5. The Constitutional Question. There is one issue outstanding that may make this entire effort for naught. There is a provision in the Texas Constitution that grants the right to set actuarial assumptions to the pension boards. Of course, the entire point of the corridor is to force the pension boards to share that power with the City and the bill establishes certain limitations on the pension boards’ discretion in setting the assumptions. While there is certainly an argument to be made that the pension boards should not be exclusively vested with the power to set assumptions, that seems to be what the State Constitution provides. The fire fighter pension board has already filed suit to declare the legislation unconstitutional.
The other boards currently have no plans to sue, but may find they are forced to do so to avoid liability from their members. Also, it is possible that any member of the plans could bring such a suit. Of course, that litigation will take time to resolve. If the City implements the plan and then it is declared unconstitutional several years from now, we will have a real mess on our hands.
Notwithstanding Turner’s public confidence that the City will prevail in this litigation, the City legal staff was manic during the negotiations to get the fire fighter board to agree not to sue. I make no prediction about the outcome on the merits, but certainly on its face, the legislation appears to violate the constitution.
There is also another practical effect of the fire fighters’ lawsuit. The Texas Attorney General must approve the issuance of any bonds by local governmental entities. Generally, their policy is to not sign off on any bonds when there is any pending litigation. Whether the Attorney General’s office would find this litigation affects the issuance of the pension bonds is an open question. But generally, that office has been pretty conservative in making such determinations.
6. Conclusion. Shortly after Bill White was elected in 2003, he received the bombshell that the pension plans were underfunded by over $2 billion. White undertook a series of reforms that reduced benefits and he issued pension bonds to shore up the plans. But he left the defined benefit model in place. A dozen years later, our pension debt had tripled.

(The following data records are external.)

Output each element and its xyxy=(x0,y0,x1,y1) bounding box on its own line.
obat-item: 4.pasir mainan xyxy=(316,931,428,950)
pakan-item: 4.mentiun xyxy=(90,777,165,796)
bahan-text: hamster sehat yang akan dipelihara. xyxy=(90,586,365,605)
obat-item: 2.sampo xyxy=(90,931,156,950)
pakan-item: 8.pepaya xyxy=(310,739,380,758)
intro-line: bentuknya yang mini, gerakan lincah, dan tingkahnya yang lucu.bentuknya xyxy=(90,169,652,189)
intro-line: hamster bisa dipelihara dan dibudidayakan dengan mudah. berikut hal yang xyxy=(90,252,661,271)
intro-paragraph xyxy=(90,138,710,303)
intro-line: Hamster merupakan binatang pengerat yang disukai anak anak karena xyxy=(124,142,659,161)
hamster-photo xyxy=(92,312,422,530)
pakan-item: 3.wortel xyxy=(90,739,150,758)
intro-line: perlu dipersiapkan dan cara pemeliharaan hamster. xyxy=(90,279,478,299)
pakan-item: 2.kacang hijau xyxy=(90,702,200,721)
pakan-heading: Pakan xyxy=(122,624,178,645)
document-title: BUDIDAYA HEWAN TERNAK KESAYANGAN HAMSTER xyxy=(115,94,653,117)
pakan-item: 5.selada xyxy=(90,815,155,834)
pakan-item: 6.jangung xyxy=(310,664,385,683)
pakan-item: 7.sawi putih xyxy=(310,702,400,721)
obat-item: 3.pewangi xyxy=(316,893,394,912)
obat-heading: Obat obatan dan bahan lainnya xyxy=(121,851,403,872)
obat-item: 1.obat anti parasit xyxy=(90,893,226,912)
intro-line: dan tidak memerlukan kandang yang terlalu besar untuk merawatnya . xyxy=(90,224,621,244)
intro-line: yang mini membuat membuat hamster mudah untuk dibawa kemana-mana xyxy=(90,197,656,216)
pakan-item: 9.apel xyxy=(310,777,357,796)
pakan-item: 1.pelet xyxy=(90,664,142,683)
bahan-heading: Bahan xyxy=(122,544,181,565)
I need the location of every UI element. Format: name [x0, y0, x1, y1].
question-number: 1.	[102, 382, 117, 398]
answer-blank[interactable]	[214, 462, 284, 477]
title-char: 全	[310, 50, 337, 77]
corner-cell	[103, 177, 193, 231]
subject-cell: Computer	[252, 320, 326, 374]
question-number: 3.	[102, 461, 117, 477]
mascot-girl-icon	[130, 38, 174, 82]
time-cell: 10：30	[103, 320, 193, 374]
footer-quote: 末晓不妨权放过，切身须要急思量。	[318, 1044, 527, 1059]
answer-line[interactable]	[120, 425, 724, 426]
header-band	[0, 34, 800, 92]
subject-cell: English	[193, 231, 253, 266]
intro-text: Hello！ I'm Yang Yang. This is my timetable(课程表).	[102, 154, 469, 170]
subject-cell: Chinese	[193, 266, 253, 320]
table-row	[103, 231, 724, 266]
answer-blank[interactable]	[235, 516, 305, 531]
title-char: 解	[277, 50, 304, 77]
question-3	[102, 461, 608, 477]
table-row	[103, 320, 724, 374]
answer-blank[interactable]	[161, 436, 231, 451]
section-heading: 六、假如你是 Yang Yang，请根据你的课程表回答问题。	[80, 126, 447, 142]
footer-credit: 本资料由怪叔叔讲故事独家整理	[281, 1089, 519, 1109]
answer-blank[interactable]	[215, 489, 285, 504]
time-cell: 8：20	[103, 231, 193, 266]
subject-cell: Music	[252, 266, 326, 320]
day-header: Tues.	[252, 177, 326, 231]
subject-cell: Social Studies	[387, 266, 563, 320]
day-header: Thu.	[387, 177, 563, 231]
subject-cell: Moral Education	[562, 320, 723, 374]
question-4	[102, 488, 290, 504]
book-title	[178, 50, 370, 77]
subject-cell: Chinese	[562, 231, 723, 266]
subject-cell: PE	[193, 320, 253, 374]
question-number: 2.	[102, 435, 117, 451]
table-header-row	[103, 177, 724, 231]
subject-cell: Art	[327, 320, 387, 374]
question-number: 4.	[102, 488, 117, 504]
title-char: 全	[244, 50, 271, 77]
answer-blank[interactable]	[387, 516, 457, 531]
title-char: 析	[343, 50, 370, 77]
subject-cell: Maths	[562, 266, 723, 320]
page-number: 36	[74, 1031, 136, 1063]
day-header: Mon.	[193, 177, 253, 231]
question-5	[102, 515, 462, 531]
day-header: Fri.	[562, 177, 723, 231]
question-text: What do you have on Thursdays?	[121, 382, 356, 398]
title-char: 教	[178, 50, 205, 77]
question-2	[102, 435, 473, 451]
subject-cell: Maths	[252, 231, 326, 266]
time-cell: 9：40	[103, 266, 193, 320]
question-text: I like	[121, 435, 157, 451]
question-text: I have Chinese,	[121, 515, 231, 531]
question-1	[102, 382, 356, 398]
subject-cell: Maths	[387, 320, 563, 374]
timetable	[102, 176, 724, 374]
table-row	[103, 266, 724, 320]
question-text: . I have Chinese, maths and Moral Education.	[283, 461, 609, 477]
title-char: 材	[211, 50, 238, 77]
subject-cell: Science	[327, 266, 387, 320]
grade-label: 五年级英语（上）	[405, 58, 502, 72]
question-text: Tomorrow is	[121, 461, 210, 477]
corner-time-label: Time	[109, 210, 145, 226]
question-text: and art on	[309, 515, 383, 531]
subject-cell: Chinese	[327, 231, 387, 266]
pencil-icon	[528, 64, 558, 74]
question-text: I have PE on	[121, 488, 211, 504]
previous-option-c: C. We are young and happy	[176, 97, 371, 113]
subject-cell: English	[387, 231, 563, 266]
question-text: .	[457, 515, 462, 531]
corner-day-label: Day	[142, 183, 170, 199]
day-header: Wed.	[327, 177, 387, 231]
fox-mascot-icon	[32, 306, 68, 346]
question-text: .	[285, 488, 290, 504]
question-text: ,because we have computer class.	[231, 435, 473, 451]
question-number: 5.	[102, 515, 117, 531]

White’s reforms unquestionably reduced the future costs of the pension plans, but ultimately his incremental approach proved not to be a permanent solution. Such is the case with this plan. It too reduces the pension costs immediately, but instead of biting the bullet and beginning the phase-out of defined benefit plans, it relies on an untested and what will be proven to be unworkable mechanism to do what moving to defined contribution plans would have accomplished without the cost, complexity, litigation and uncertainty of this plan. And as a result, Houston taxpayers and employees will suffer in the long run.